Camp de migrants à Paris : "C'est une bonne intention, mais ça ne répond pas à la problématique d'ensemble"
Aubépine Dahan, du Collectif parisien de soutien aux exilés, a livré son analyse après l'annonce, mardi, de l'ouverture d'un centre d'accueil humanitaire "autour de la mi-octobre" dans le nord de la capitale.
Pas un, mais deux centres d'accueil : la promesse d'Anne Hidalgo d'ouvrir un camp d'accueil pour les migrants à Paris est en train de voir le jour. Un premier, réservé aux hommes, ouvrira "autour de la mi-octobre" près de la porte de la Chapelle, et un second, dédié aux femmes et aux enfants, est prévu à Ivry-sur-Seine (Val-de-Marne) "d'ici à la fin de l'année", a annoncé mardi 6 septembre la maire de Paris. Le même jour, une nouvelle opération d'évacuation avait lieu dans un campement du 19e arrondissement. Aubépine Dahan, du Collectif parisien de soutien aux exilés, réagit à cette annonce pour franceinfo.
Franceinfo : Quelle est la situation en ce moment dans les différents campements de migrants à Paris ?
Aubépine Dahan : Sans compter celle de ce matin, il y a eu 13 opérations policières à Paris, entre le 31 juillet et le 30 août, près de 2 000 interpellations et 300 à 400 OQTF (obligations de quitter le territoire français). Il y a un harcèlement policier permanent, qui se dirigeait, dans un premier temps, contre les exilés, et maintenant aussi contre leurs soutiens. J'ai été placée en garde à vue cet été, ainsi que deux autres soutiens. Pour nous, il y a une corrélation avec les annonces de la mairie de Paris : l'Etat étant opposé au camp d'accueil, il multiplie les opérations. Leur idée fixe est d'éviter tout "appel d'air".
Dans ce contexte, l'ouverture d'un camp d'accueil est-elle une initiative positive ?
On est circonspects. Sur le principe, c'est très bien. Il faut un lieu pour accueillir les gens dépouillés par les passeurs, les nourrir, leur expliquer leurs droits, leur permettre de prendre leur décision [de déposer une demande d'asile] en connaissance de cause. Mais on a des questions auxquelles on n'a pas de réponses. Les droits des personnes seront-ils respectés dans ce camp ? Va-t-il y avoir des contrôles à l'intérieur ? [Bruno Morel, directeur général de l'association Emmaüs solidarités, qui gérera le camp, a assuré que ce site ne "sera pas un lieu de contrôle policier"]

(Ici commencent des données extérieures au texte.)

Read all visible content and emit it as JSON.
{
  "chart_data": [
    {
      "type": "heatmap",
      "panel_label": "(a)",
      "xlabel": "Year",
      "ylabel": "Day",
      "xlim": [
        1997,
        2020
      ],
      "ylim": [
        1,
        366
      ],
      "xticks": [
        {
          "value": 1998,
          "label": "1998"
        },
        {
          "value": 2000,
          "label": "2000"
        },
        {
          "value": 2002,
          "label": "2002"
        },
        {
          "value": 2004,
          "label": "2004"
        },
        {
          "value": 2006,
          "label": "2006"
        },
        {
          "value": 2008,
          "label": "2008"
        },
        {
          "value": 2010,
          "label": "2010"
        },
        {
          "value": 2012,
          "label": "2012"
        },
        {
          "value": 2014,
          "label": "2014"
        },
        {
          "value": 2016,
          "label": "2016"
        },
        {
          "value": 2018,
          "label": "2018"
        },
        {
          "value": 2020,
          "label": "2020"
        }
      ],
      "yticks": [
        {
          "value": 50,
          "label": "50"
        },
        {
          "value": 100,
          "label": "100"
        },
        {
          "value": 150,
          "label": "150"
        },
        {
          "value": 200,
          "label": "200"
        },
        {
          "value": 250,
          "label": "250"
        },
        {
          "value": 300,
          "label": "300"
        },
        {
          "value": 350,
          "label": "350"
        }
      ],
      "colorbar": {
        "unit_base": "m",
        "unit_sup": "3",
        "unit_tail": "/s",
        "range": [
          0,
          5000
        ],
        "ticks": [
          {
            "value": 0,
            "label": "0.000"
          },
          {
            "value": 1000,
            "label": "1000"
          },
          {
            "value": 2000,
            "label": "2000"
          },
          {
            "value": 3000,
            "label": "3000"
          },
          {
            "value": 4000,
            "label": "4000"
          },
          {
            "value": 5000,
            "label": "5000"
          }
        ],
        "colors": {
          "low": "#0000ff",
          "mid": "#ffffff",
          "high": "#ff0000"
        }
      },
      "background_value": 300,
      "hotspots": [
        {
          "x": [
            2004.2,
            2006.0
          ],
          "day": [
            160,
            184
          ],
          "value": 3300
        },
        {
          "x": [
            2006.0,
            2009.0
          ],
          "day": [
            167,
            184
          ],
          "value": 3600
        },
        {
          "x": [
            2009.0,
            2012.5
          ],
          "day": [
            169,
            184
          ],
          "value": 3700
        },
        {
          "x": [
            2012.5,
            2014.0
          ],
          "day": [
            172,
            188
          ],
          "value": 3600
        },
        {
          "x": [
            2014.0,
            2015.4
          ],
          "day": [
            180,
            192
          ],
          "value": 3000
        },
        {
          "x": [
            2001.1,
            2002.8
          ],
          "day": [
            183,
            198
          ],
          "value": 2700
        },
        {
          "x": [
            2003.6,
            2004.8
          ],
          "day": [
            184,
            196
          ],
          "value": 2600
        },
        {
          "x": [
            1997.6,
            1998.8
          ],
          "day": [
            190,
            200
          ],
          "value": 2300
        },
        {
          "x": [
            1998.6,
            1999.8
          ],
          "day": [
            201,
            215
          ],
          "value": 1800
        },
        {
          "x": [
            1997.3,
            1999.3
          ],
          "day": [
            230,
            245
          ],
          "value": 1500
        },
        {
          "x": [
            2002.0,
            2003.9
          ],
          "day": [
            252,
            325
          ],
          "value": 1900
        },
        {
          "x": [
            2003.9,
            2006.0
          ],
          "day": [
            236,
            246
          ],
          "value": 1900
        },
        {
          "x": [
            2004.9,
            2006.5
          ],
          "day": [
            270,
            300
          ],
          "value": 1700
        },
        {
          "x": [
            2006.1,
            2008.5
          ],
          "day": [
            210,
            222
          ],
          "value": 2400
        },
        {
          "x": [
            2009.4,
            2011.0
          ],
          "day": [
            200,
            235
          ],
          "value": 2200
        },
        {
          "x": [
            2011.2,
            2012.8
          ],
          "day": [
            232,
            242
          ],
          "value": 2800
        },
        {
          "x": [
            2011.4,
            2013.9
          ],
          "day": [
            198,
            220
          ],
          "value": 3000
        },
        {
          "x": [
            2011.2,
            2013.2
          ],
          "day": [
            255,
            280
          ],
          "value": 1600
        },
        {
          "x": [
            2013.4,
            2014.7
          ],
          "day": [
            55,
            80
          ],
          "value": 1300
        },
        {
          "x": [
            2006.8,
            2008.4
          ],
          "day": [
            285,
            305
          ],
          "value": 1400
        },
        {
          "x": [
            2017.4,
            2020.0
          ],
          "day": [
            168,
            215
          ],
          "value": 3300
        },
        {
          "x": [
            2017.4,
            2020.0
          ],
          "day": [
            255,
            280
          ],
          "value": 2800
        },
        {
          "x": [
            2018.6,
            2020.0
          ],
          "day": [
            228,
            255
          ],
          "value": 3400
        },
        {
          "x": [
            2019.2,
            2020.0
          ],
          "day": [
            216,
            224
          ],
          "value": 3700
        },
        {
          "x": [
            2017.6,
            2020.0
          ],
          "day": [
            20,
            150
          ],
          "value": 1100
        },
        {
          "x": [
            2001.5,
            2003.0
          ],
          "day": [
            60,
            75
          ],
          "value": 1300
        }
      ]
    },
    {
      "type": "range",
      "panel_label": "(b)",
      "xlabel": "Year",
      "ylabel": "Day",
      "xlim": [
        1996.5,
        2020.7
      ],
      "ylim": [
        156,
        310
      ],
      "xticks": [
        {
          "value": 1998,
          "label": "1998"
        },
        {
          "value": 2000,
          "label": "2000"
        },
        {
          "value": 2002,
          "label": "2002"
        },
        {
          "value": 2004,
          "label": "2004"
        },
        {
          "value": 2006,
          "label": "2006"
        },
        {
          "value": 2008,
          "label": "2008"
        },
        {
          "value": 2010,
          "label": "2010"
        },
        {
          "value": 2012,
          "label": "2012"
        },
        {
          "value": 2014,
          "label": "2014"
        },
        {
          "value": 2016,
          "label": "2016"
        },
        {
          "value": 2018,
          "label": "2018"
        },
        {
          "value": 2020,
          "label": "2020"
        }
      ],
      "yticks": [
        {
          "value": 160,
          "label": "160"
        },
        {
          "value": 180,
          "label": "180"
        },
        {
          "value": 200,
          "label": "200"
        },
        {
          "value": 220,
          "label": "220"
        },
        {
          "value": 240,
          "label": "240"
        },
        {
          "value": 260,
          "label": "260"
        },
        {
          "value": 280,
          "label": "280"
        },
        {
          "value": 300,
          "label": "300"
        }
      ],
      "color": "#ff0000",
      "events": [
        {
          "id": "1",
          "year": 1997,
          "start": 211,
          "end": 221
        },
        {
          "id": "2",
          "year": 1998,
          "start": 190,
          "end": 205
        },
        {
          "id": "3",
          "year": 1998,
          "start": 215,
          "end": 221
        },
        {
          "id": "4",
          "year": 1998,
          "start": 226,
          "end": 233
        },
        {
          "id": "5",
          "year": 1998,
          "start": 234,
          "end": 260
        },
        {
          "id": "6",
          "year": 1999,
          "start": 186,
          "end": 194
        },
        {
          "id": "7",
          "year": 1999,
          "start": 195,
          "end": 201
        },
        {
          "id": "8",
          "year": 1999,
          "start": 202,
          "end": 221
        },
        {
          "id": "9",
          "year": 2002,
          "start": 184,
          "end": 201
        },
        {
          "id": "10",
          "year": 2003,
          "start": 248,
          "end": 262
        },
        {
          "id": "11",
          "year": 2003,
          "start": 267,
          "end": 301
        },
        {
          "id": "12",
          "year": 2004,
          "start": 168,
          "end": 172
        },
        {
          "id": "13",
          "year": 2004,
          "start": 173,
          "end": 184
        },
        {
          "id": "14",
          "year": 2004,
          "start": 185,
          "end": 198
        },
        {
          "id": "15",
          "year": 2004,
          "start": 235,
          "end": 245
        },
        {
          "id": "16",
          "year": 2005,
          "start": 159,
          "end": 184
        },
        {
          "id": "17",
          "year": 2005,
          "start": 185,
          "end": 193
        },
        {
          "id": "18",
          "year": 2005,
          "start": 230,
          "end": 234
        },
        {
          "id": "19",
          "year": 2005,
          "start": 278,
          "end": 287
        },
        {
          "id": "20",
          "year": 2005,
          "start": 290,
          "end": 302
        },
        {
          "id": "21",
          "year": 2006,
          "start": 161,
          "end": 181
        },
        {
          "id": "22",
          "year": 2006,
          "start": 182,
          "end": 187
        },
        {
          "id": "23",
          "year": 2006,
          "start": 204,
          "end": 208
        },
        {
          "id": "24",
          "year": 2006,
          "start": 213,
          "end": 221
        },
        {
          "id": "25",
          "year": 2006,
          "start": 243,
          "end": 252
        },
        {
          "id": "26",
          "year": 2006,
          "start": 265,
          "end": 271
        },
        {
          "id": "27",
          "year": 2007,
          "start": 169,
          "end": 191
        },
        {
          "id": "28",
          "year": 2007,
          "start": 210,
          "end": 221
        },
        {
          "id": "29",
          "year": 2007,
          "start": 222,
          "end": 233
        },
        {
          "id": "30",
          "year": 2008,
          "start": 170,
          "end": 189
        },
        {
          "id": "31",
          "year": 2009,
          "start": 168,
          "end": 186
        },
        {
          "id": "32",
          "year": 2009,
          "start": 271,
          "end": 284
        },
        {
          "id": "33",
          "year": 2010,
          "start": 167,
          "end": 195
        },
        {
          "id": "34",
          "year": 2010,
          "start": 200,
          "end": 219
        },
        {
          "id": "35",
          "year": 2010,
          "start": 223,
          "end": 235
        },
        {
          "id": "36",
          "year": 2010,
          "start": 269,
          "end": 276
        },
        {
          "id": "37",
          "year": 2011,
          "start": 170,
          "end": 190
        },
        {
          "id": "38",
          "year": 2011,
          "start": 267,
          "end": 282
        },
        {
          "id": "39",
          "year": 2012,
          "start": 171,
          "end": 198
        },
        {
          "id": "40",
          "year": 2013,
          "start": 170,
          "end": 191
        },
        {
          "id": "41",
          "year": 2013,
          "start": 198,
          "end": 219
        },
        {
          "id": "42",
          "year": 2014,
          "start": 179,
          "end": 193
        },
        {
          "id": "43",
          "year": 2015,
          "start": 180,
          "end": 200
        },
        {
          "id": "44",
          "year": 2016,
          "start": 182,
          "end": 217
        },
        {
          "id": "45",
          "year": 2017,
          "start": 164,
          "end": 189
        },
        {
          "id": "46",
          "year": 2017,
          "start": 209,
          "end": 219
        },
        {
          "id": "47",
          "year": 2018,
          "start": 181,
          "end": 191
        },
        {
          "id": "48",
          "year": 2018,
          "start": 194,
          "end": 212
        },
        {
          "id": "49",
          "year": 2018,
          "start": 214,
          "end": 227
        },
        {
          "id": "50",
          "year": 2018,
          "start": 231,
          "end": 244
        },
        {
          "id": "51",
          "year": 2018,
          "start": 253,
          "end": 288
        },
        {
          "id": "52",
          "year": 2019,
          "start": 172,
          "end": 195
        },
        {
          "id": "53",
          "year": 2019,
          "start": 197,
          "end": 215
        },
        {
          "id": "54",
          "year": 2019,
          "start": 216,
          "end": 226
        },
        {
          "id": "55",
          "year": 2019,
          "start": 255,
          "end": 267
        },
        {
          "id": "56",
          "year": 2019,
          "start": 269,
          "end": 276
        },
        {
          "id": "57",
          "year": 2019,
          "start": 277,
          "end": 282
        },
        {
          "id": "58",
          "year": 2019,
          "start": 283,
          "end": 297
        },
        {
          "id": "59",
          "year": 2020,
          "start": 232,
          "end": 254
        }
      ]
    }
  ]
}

Ce qu'on a vu depuis un an, c'est que les gens pris en charge [lors des évacuations] le sont dans des conditions indignes. Ils sont logés, mais pas nourris, présentés à l'Ofpra [l'Office français de protection des réfugiés et apatrides, qui instruit les demandes d'asile] avec des dossiers qui ne tiennent pas la route, notamment parce qu'il manque des traducteurs. Ce sont quand même des vies qui sont en jeu. Il y a une relation avec la mairie, nous sommes reçus. Mais on ne sait pas trop ce qui va sortir de ces échanges.
Quelles sont vos plus grandes craintes ?
Nos deux interrogations sont : va-t-on faire en sorte que les droits des personnes soient respectés ? Et la mairie va-t-elle tenir l'Etat à distance ? Il ne faudrait pas que ce camp devienne un leu de "tri" entre les "bons" et les "mauvais" [migrants]. Le camp est une bonne intention, mais il ne répond pas à la problématique d'ensemble, qui est une problématique nationale. On a vu ce qu'il s'est passé à Calais et à Grande-Synthe. Aujourd'hui, l'action de l'Etat consiste à démanteler, avec l'idée qu'en faisant disparaître les camps, on fera disparaître les migrants... On gère des quantités, il n'y a pas d'humanité.
On peut aussi se demander s'il était nécessaire de construire un camp. Il y a 10% de bâtiments publics vides en Ile-de-France. Ces édifices sont là, il suffit de les réquisitionner, comme l'ont proposé Emmanuelle Cosse ou la Fondation Abbé Pierre. On ne parle pas d'accueillir des millions de personnes, mais 10 000, 20 000 personnes sur un an. C'est impensable que quelques milliers de personnes déstabilisent ainsi notre système d'accueil.